Rohlin Anna, Wernersson Josephine, Engwall Yvonne, Wiklund Leif, Björk Jan, Nordling Margareta
Department of Clinical Genetics, Institute of Biomedicine, Sahlgrenska Academy at University of Gothenburg, Sahlgrenska University Hospital, Gothenburg, Sweden.
Hum Mutat. 2009 Jun;30(6):1012-20. doi: 10.1002/humu.20980.
We have made an evaluation of mutation detection techniques for their abilities to detect mosaic mutations. In this study, Sanger sequencing, single-strand conformation polymorphism (SSCP)/heteroduplex analysis (HD), protein truncation test (PTT), and denaturating high-performance liquid chromatography (DHPLC) were compared with parallel sequencing. In total DNA samples from nine patients were included in this study. Mosaic mutations were artificially constructed from seven of these samples, which were from heterozygote mutation carriers with the mutant allele present at 50%. The mutations analyzed were as follows: c.646C>T, c.2626C>T, c.2828C>A, c.1817_1818insA, c.2788dupA, c.416_419delAAGA, and c.607delC in the APC gene. The lowest degree of mutant alleles detected with SSCP/HD and DHPLC varied between 5% and 25%, and between 15% and 50% for Sanger sequencing. Three of the mutations were analyzed with PTT with considerable variations in detection levels (from 10 to 100%). Using parallel sequencing a detection frequency down to 1% was reached, but to achieve this high sensitivity sufficient coverage was required. Two patients with natural mosaic mutations were also included in this study. These two mutations had previously been identified with Sanger sequencing (NF2 c.1026_1027delGA) and SSCP/HD (APC c.2700_2701delTC). In conclusion, all the evaluated methods are applicable for mosaic mutation screening even though combinations of the conventional methods should be used to reach an adequate sensitivity. Sanger sequencing alone is not sensitive enough to detect low mosaic levels. Parallel sequencing seems to be the ultimate choice but the possibilities to use this technique is today limited by its complexity, economics, and availability of instruments.
我们对多种突变检测技术检测嵌合突变的能力进行了评估。

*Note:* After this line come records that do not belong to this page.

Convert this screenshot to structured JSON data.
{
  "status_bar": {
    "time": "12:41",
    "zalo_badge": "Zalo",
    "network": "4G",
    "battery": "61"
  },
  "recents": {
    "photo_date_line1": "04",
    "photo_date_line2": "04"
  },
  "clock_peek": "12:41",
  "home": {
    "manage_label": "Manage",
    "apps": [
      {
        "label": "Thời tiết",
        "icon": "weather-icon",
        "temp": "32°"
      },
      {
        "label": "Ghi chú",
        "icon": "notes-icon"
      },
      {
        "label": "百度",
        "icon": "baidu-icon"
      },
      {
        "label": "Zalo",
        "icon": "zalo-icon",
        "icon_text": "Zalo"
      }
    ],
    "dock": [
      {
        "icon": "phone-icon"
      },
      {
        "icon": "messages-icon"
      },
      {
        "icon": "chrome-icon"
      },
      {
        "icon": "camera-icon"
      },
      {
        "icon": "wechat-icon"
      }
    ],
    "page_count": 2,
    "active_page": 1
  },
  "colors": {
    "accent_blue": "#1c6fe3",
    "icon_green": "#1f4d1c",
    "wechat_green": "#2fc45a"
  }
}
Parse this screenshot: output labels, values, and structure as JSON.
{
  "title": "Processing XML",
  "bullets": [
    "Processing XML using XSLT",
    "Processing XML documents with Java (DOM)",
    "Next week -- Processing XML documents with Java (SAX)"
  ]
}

在本研究中,将桑格测序、单链构象多态性(SSCP)/异源双链分析(HD)、蛋白质截短试验(PTT)和变性高效液相色谱(DHPLC)与平行测序进行了比较。本研究共纳入了9例患者的全DNA样本。其中7个样本人工构建了嵌合突变,这些样本来自杂合子突变携带者,突变等位基因的比例为50%。分析的突变如下:APC基因中的c.646C>T、c.2626C>T、c.2828C>A、c.1817_1818insA、c.2788dupA、c.416_419delAAGA和c.607delC。SSCP/HD和DHPLC检测到的最低突变等位基因程度在5%至25%之间,桑格测序则在15%至50%之间。对其中3种突变进行了PTT分析,检测水平有很大差异(从10%到100%)。使用平行测序可达到低至1%的检测频率,但要实现这种高灵敏度需要足够的覆盖度。本研究还纳入了2例有自然嵌合突变的患者。这两种突变此前分别通过桑格测序(NF2基因c.1026_1027delGA)和SSCP/HD(APC基因c.2700_2701delTC)得以鉴定。总之,所有评估方法都适用于嵌合突变筛查,尽管应采用传统方法的组合以达到足够的灵敏度。单独的桑格测序灵敏度不足以检测低水平的嵌合情况。平行测序似乎是最终选择,但目前该技术的应用受到其复杂性、经济性和仪器可用性的限制。